Background Flipped Classroom is a model that is quickly gaining recognition as a novel teaching approach among health science. Flipped learning turns the usual teaching model on its head. The idea is that students learn new content outside the classroom (usually online) and then tackle assignments in lessons, giving tutors more time to help them with aspects they don't understand.

Objectives 1. to implement a flipped classroom teaching for rheumatology topics for both under and postgraduate education. 2. to evaluate outcomes of teaching using a post-flipped classroom assessment and a student perceived effectiveness and satisfaction questionnaire.

Methods Ten online videos on topics of how to take rheumatology history, individual joint examination, handling cases of monoarthritis and polyarthritis, and metabolic bone disease were made available for the students. 39 undergraduate 35 postgraduate trainees were included in this educational activity. The students were exposed to online lecture content prior to the class-time active learning session. The teaching session adopted an interactive learning environment and the course instructor served as a facilitator rather than a dominator for the instructional process, provided in-class applied learning opportunities and offered timely feedback/guidance to students. Evaluation of the teaching session was assessed using a scenario based learning and an evaluation check list. The students were asked to complete a questionnaire based on a 5-point Likert scale: 1 (strongly disagree) to 5 (strongly agree) to assess for their perceived effectiveness and satisfaction. The outcomes of the evaluation sheet and students' questionnaire, were compared to 40 undergraduate and 34 postgraduate trainees who were taught in the last year on the same topics in a lecture-based model using the standard teaching protocols, followed by scenario based learning sessions, student evaluation and satisfaction survey.

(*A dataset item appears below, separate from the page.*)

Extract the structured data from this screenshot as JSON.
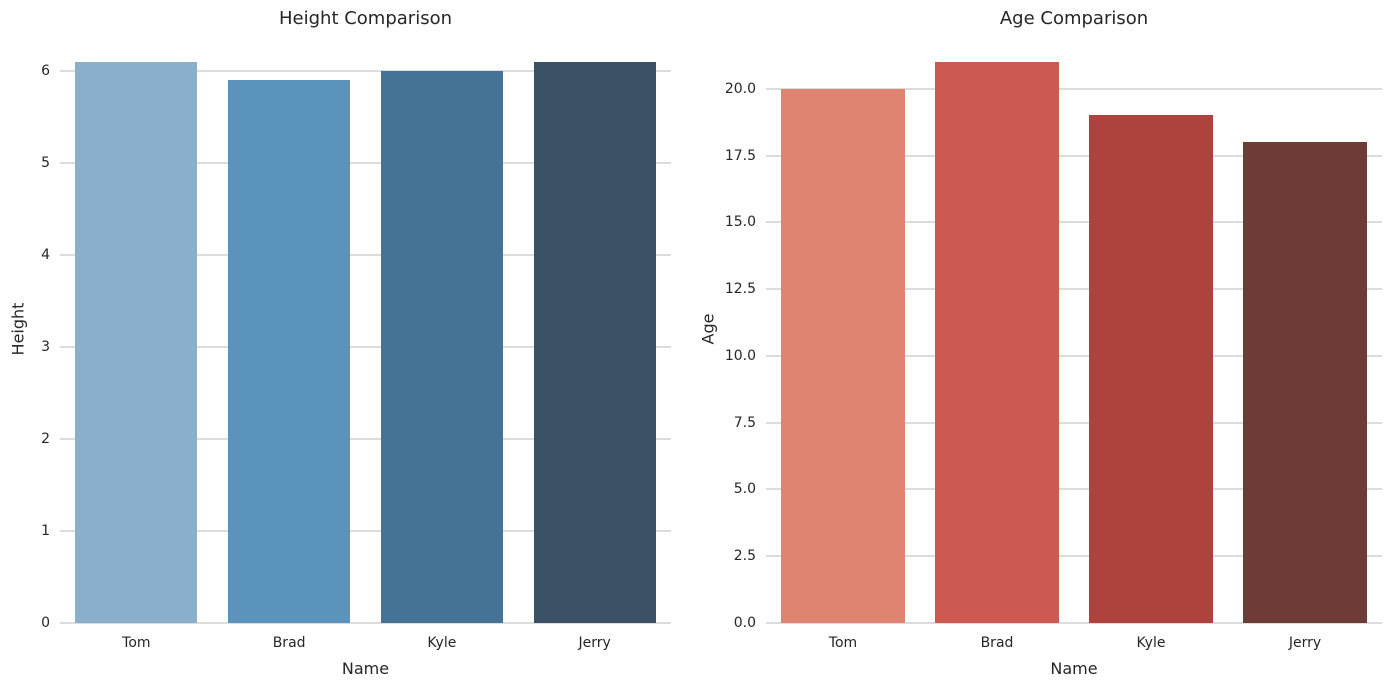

Results There was no significant difference regarding socio-demographics between the 2 students' groups included in this study. Outcomes of the flipped learning revealed that 94% of the students viewed the videos prior to the class session, and 96% attended the education sessions in comparison to 86% attendance in the traditional teaching group. Students reported an increase in knowledge, a positive learning experiences and perceptions of the flipped classroom model. Students' perceived effectiveness and satisfaction scores were significantly higher among the flipped learning in contrast to the traditional teaching comparative group (4.9 vs 4.3, p<0.05). Similarly, analysis of the students' assessment scores after the scenario based learning sessions was higher in the flipped learning group compared to the students taught by traditional methods (p<0.01).

Conclusions Implementation of the flipped learning for the rheumatology topics demonstrated a successful and promising platform for using technology to make better use of the students' time, and for increasing their satisfaction with the necessary didactic learning. Active learning increases student engagement and can lead to improved retention of knowledge.